There may be something very wrong with the Intel 2018 compiler, as was already the case when I was running the Variable Resolution CESM (for which I ended up using Intel 2019)
@j34ni Did you / could you explain how one can run NorESM in a conda enviroment? Is that in the NorESM2 documentation already? ( I mean thats really interesting to have !!)
@j34ni Really great news that you can run NorESM in a Conda environment. It is going to be interesting to see scaling results.
@MichaelSchulzMETNO At the moment that has not been much documented, it is still work in progress building on the "conda cesm" recipe. That was mainly used for teaching purposes (to learn how to run an ESM on Galaxy), and for development (without having to wait in a queue). However a proper "conda noresm" will be made available soon, that will allow a simple installation and contain what's needed to run the model (including configuration files, the Microsoft Kernel Library instead of Blas/Lapack, etc.) on generic platform first, and after that on an HPC.
@oyvindseland Yes, we will have to evaluate the scalability on an HPC (so far that only used small configurations on virtual machines with a single node), Betzy comes at the perfect time...
@MichaelSchulzMETNO @DirkOlivie @monsieuralok @tto061 Some of the problems occur at the very beginning of a run: initialization issues (obviously) but also non-BFB reproducibility and even crashes due to NaNs or INFs.
To test that quickly:
I did that many times with CESM and the 3 simulations provide identical results, systematically.

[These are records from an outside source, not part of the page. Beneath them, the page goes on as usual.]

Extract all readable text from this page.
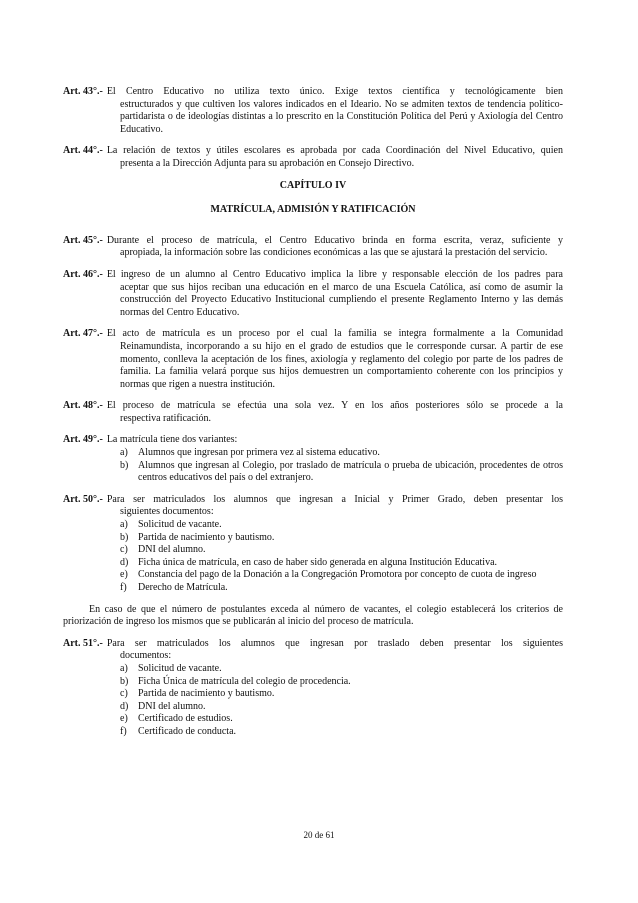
Art. 43°.- El Centro Educativo no utiliza texto único. Exige textos científica y tecnológicamente bien

estructurados y que cultiven los valores indicados en el Ideario. No se admiten textos de tendencia político-partidarista o de ideologías distintas a lo prescrito en la Constitución Política del Perú y Axiología del Centro Educativo.

Art. 44°.- La relación de textos y útiles escolares es aprobada por cada Coordinación del Nivel Educativo, quien

presenta a la Dirección Adjunta para su aprobación en Consejo Directivo.

CAPÍTULO IV
MATRÍCULA, ADMISIÓN Y RATIFICACIÓN
Art. 45°.- Durante el proceso de matrícula, el Centro Educativo brinda en forma escrita, veraz, suficiente y

apropiada, la información sobre las condiciones económicas a las que se ajustará la prestación del servicio.

Art. 46°.- El ingreso de un alumno al Centro Educativo implica la libre y responsable elección de los padres para

aceptar que sus hijos reciban una educación en el marco de una Escuela Católica, así como de asumir la construcción del Proyecto Educativo Institucional cumpliendo el presente Reglamento Interno y las demás normas del Centro Educativo.

Art. 47°.- El acto de matrícula es un proceso por el cual la familia se integra formalmente a la Comunidad

Reinamundista, incorporando a su hijo en el grado de estudios que le corresponde cursar. A partir de ese momento, conlleva la aceptación de los fines, axiología y reglamento del colegio por parte de los padres de familia. La familia velará porque sus hijos demuestren un comportamiento coherente con los principios y normas que rigen a nuestra institución.

Art. 48°.- El proceso de matrícula se efectúa una sola vez. Y en los años posteriores sólo se procede a la

respectiva ratificación.

Art. 49°.- La matrícula tiene dos variantes:
a)	Alumnos que ingresan por primera vez al sistema educativo.
b) Alumnos que ingresan al Colegio, por traslado de matrícula o prueba de ubicación, procedentes de otros centros educativos del país o del extranjero.
Art. 50°.- Para ser matriculados los alumnos que ingresan a Inicial y Primer Grado, deben presentar los

siguientes documentos:

a)	Solicitud de vacante.
b) Partida de nacimiento y bautismo.
c)	DNI del alumno.
d) Ficha única de matrícula, en caso de haber sido generada en alguna Institución Educativa.
e)	Constancia del pago de la Donación a la Congregación Promotora por concepto de cuota de ingreso
f)	Derecho de Matrícula.
En caso de que el número de postulantes exceda al número de vacantes, el colegio establecerá los criterios de priorización de ingreso los mismos que se publicarán al inicio del proceso de matrícula.
Art. 51°.- Para ser matriculados los alumnos que ingresan por traslado deben presentar los siguientes

documentos:

a)	Solicitud de vacante.
b) Ficha Única de matrícula del colegio de procedencia.
c)	Partida de nacimiento y bautismo.
d) DNI del alumno.
e)	Certificado de estudios.
f)	Certificado de conducta.
20 de 61
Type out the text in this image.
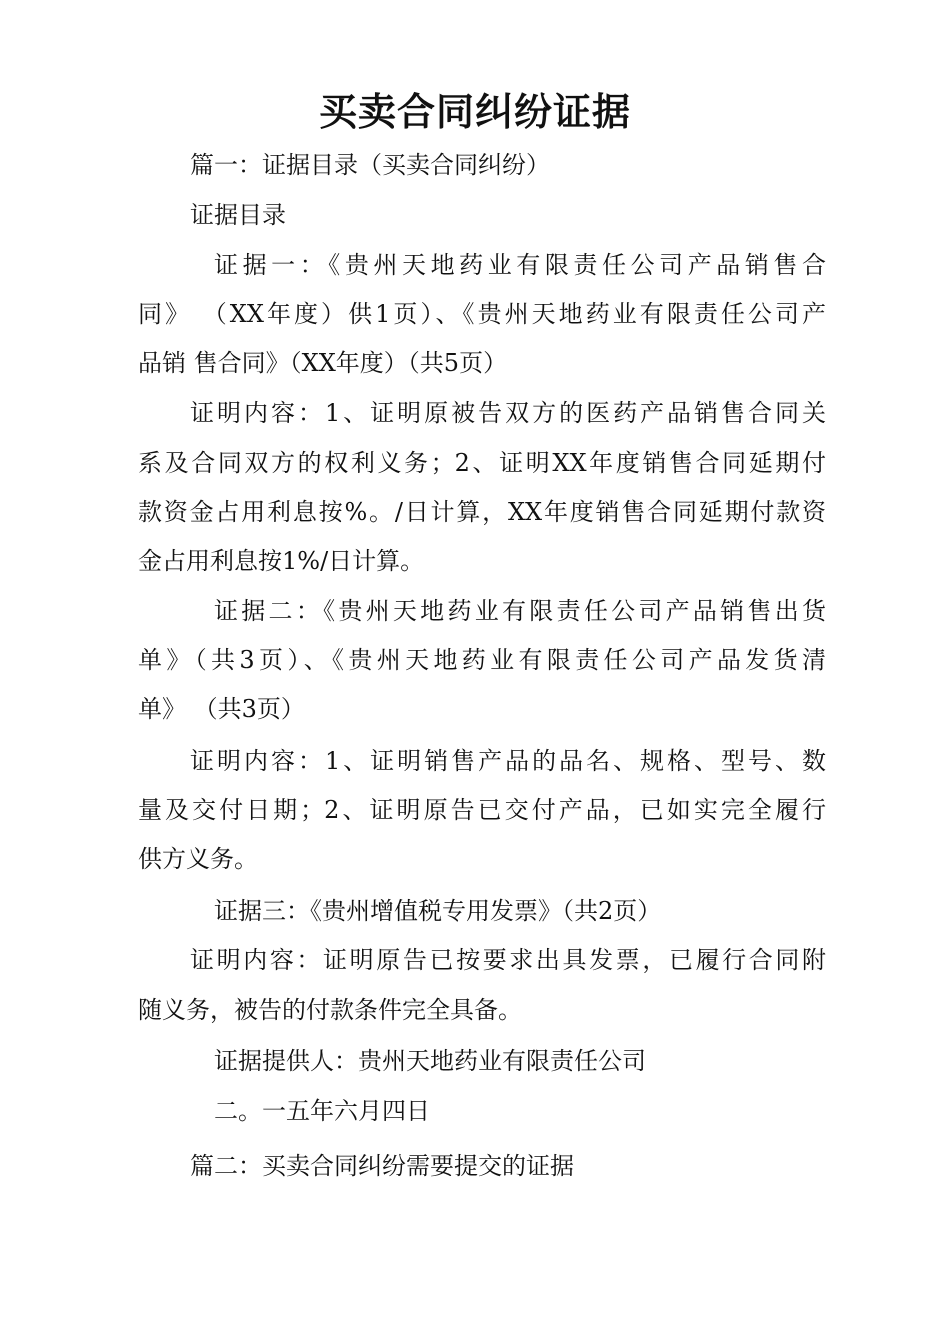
买卖合同纠纷证据
篇一：证据目录（买卖合同纠纷）
证据目录
证据一：《贵州天地药业有限责任公司产品销售合
同》 （XX年度）供1页）、《贵州天地药业有限责任公司产
品销 售合同》（XX年度）（共5页）
证明内容：1、证明原被告双方的医药产品销售合同关
系及合同双方的权利义务；2、证明XX年度销售合同延期付
款资金占用利息按%。/日计算，XX年度销售合同延期付款资
金占用利息按1%/日计算。
证据二：《贵州天地药业有限责任公司产品销售出货
单》（共3页）、《贵州天地药业有限责任公司产品发货清
单》 （共3页）
证明内容：1、证明销售产品的品名、规格、型号、数
量及交付日期；2、证明原告已交付产品，已如实完全履行
供方义务。
证据三：《贵州增值税专用发票》（共2页）
证明内容：证明原告已按要求出具发票，已履行合同附
随义务，被告的付款条件完全具备。
证据提供人：贵州天地药业有限责任公司
二。一五年六月四日
篇二：买卖合同纠纷需要提交的证据
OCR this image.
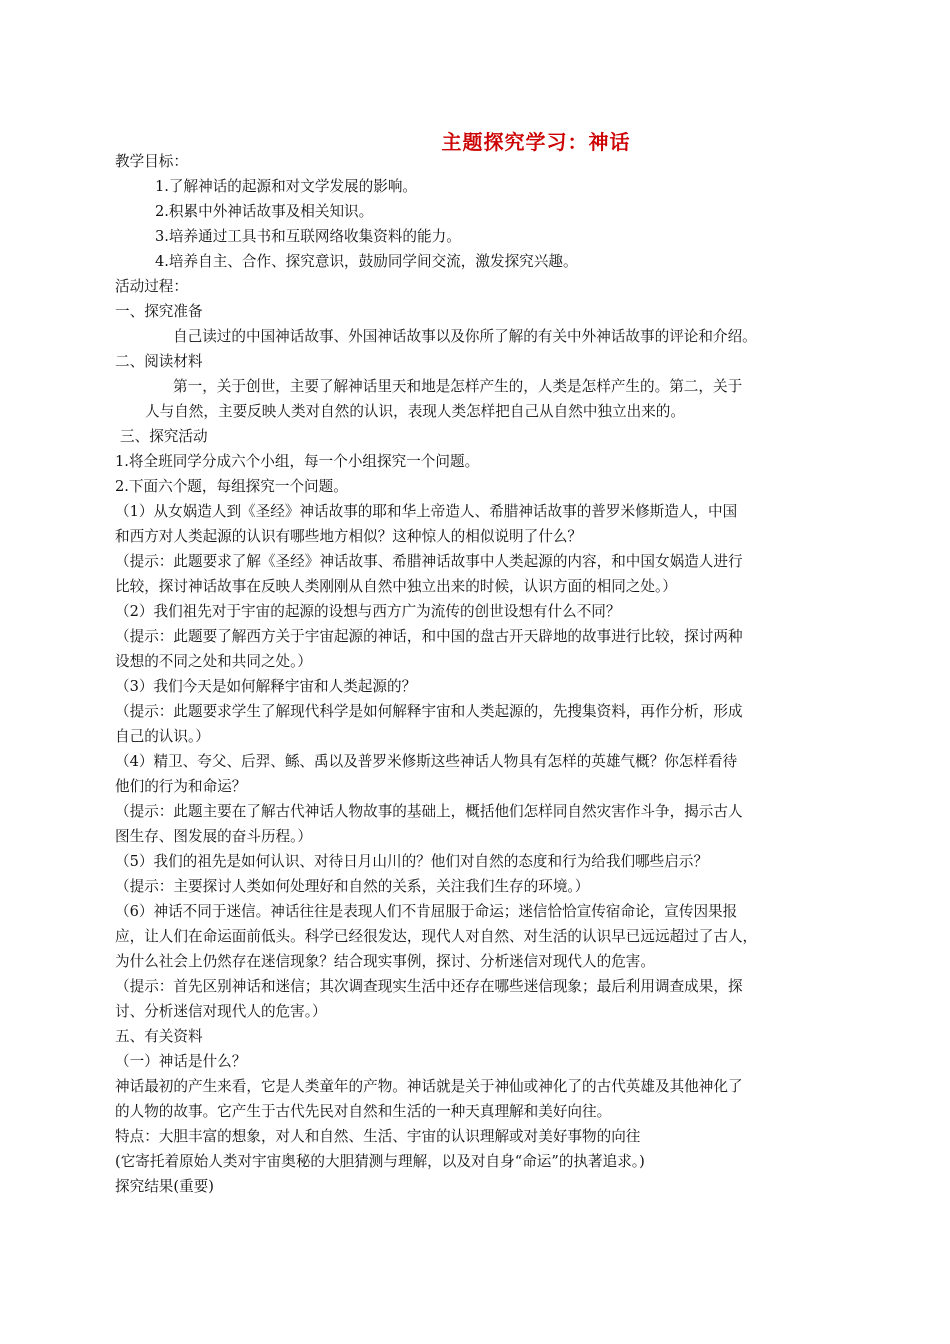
主题探究学习：神话
教学目标：
1.了解神话的起源和对文学发展的影响。
2.积累中外神话故事及相关知识。
3.培养通过工具书和互联网络收集资料的能力。
4.培养自主、合作、探究意识，鼓励同学间交流，激发探究兴趣。
活动过程：
一、探究准备
自己读过的中国神话故事、外国神话故事以及你所了解的有关中外神话故事的评论和介绍。
二、阅读材料
第一，关于创世，主要了解神话里天和地是怎样产生的，人类是怎样产生的。第二，关于
人与自然，主要反映人类对自然的认识，表现人类怎样把自己从自然中独立出来的。
三、探究活动
1.将全班同学分成六个小组，每一个小组探究一个问题。
2.下面六个题，每组探究一个问题。
（1）从女娲造人到《圣经》神话故事的耶和华上帝造人、希腊神话故事的普罗米修斯造人，中国
和西方对人类起源的认识有哪些地方相似？这种惊人的相似说明了什么？
（提示：此题要求了解《圣经》神话故事、希腊神话故事中人类起源的内容，和中国女娲造人进行
比较，探讨神话故事在反映人类刚刚从自然中独立出来的时候，认识方面的相同之处。）
（2）我们祖先对于宇宙的起源的设想与西方广为流传的创世设想有什么不同？
（提示：此题要了解西方关于宇宙起源的神话，和中国的盘古开天辟地的故事进行比较，探讨两种
设想的不同之处和共同之处。）
（3）我们今天是如何解释宇宙和人类起源的？
（提示：此题要求学生了解现代科学是如何解释宇宙和人类起源的，先搜集资料，再作分析，形成
自己的认识。）
（4）精卫、夸父、后羿、鲧、禹以及普罗米修斯这些神话人物具有怎样的英雄气概？你怎样看待
他们的行为和命运？
（提示：此题主要在了解古代神话人物故事的基础上，概括他们怎样同自然灾害作斗争，揭示古人
图生存、图发展的奋斗历程。）
（5）我们的祖先是如何认识、对待日月山川的？他们对自然的态度和行为给我们哪些启示？
（提示：主要探讨人类如何处理好和自然的关系，关注我们生存的环境。）
（6）神话不同于迷信。神话往往是表现人们不肯屈服于命运；迷信恰恰宣传宿命论，宣传因果报
应，让人们在命运面前低头。科学已经很发达，现代人对自然、对生活的认识早已远远超过了古人，
为什么社会上仍然存在迷信现象？结合现实事例，探讨、分析迷信对现代人的危害。
（提示：首先区别神话和迷信；其次调查现实生活中还存在哪些迷信现象；最后利用调查成果，探
讨、分析迷信对现代人的危害。）
五、有关资料
（一）神话是什么？
神话最初的产生来看，它是人类童年的产物。神话就是关于神仙或神化了的古代英雄及其他神化了
的人物的故事。它产生于古代先民对自然和生活的一种天真理解和美好向往。
特点：大胆丰富的想象，对人和自然、生活、宇宙的认识理解或对美好事物的向往
(它寄托着原始人类对宇宙奥秘的大胆猜测与理解，以及对自身“命运”的执著追求。)
探究结果(重要)
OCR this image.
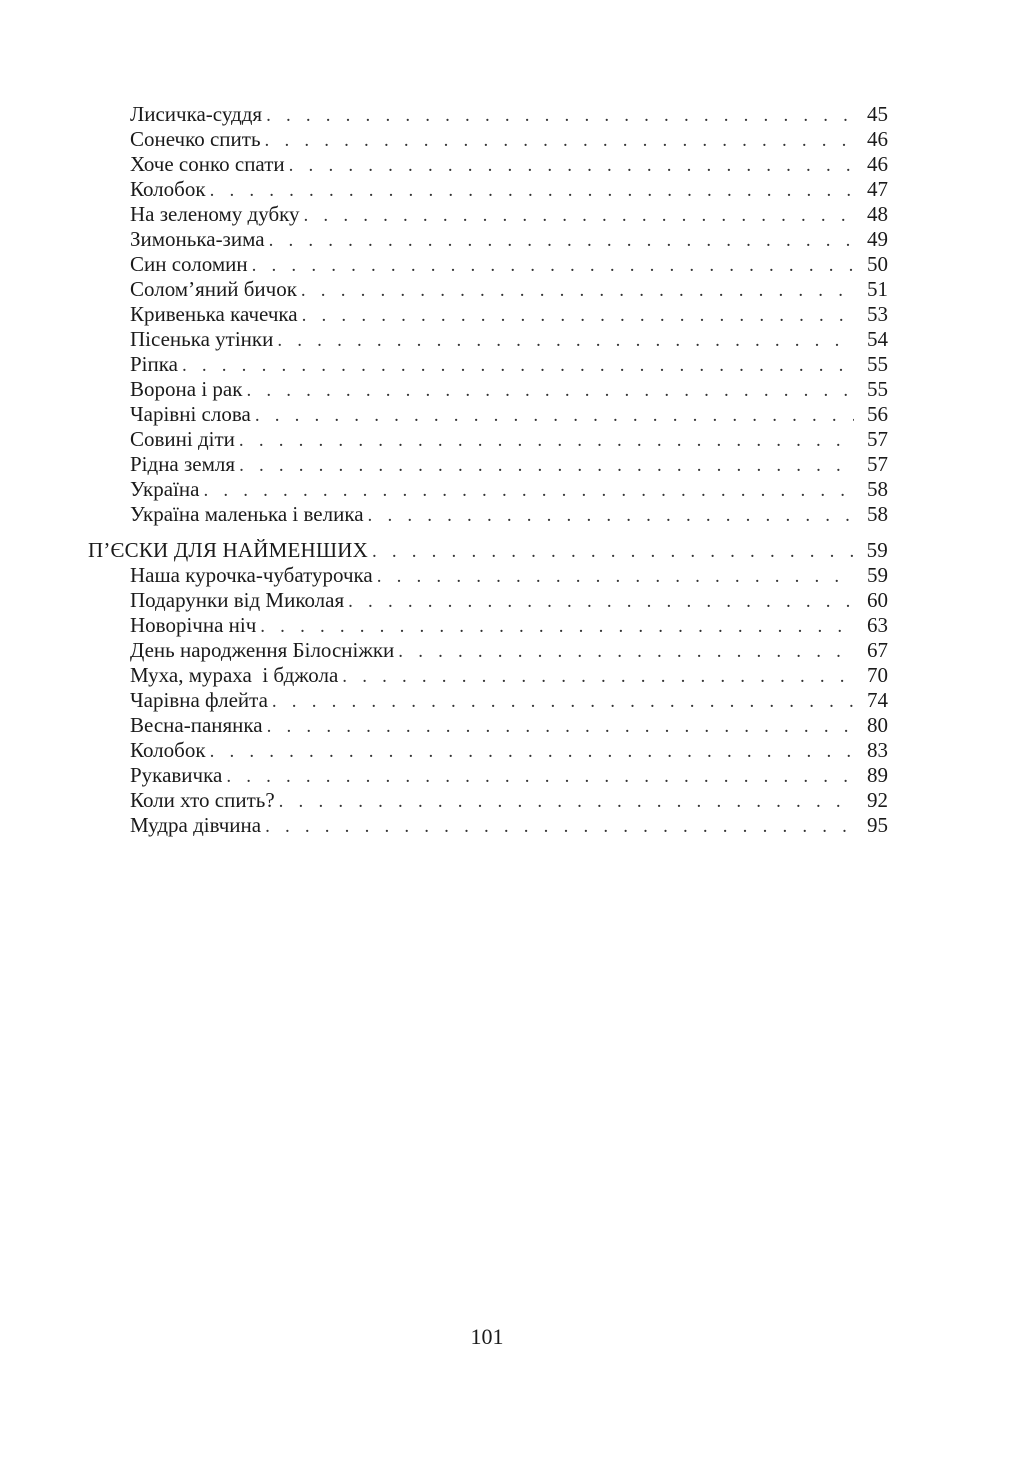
Лисичка-суддя . . .	45
Сонечко спить . . .	46
Хоче сонко спати . . .	46
Колобок . . .	47
На зеленому дубку . . .	48
Зимонька-зима . . .	49
Син соломин . . .	50
Солом’яний бичок . . .	51
Кривенька качечка . . .	53
Пісенька утінки . . .	54
Ріпка . . .	55
Ворона і рак . . .	55
Чарівні слова . . .	56
Совині діти . . .	57
Рідна земля . . .	57
Україна . . .	58
Україна маленька і велика . . .	58
П’ЄСКИ ДЛЯ НАЙМЕНШИХ . . .	59
Наша курочка-чубатурочка . . .	59
Подарунки від Миколая . . .	60
Новорічна ніч . . .	63
День народження Білосніжки . . .	67
Муха, мураха  і бджола . . .	70
Чарівна флейта . . .	74
Весна-панянка . . .	80
Колобок . . .	83
Рукавичка . . .	89
Коли хто спить? . . .	92
Мудра дівчина . . .	95
101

So far with NorESM that only worked with the GNU (for instance 9.3.0) and Intel (2019.5) compilers, not with Intel 2018, whether it makes use of Alok's SourceMods or not.
That is not meant to replace a long run, but it is much faster to evaluate the effect of various fixes: if the 3 simulations do not provide identical results after one time step, there is no need to waste more resources. However if they do provide identical results, the simulation can always fail later.
Adding emission files significantly affects the reproducibility of the simulations, even if they only contain zeros (whether these zeros are defined as float or as double precision).
This is very likely linked to the problem that occurred in the summer 2019 (while carrying on the CMIP6 runs) although at that time it made the model crash more/less randomly, which is not the case here.